Payday loans are offered at neighborhood offices of payment advance companies. They are aimed at the many Americans who live from paycheck to paycheck and may occasionally need extra funds to cover bills that cannot wait until the next payday. The amount of a payday loan is typically small, between $100 and $400, and the loan is short-term, with repayment usually expected within a few weeks.
For example, a person might go to a payment advance office to borrow $200. The borrower will give the company a check that’s been post-dated to the date of his or her next payday in the amount of $240, which represents the total amount of the loan plus the company’s service fee. On the loan's due date, the borrower can either go to the office to repay the loan with cash or can have the amount withdrawn electronically from a bank account. If the borrower doesn’t have sufficient funds in a bank account to cover the loan amount by the due date, a rollover fee will be added to the loan amount. Such fees will continue to increase until the loan is repaid.
Some finance industry critics see payday loans as a form of legal usury with interest rates that, in some cases, have topped 500% annually. As a result of such controversy, payday loans aren't available in all states, and traditional financial institutions refuse to include short-term high-interest loans as part of their day-to-day operations no matter how lucrative they might be.

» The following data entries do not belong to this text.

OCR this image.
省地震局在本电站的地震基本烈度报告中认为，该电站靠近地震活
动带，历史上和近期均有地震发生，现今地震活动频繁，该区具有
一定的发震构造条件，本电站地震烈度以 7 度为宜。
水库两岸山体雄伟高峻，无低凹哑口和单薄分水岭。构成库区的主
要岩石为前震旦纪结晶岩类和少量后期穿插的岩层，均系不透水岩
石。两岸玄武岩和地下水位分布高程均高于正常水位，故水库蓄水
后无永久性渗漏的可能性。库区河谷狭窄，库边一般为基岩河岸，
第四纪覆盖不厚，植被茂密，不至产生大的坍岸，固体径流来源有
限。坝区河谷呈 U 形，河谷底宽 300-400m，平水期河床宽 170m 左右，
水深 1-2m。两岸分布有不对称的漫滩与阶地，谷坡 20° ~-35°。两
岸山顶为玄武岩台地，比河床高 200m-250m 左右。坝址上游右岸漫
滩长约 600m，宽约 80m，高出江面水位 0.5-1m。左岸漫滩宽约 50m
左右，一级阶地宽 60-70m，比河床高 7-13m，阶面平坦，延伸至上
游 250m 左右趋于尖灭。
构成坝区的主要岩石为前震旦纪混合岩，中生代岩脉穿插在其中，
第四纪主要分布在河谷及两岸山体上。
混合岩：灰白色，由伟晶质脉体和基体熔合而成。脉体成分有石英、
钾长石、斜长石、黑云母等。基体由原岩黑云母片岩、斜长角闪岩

Payment advance companies claim to offer a valuable service that provides emergency funds for working-class families who can't find help anywhere else. Furthermore, many investors on Wall Street now look favorably upon these companies, viewing them as a growing (and respectable) part of the financial business sector. Critics in government, however, are crafting legislation aimed at placing caps on payment advance interest rates, particularly as applied to customers who are members of the military.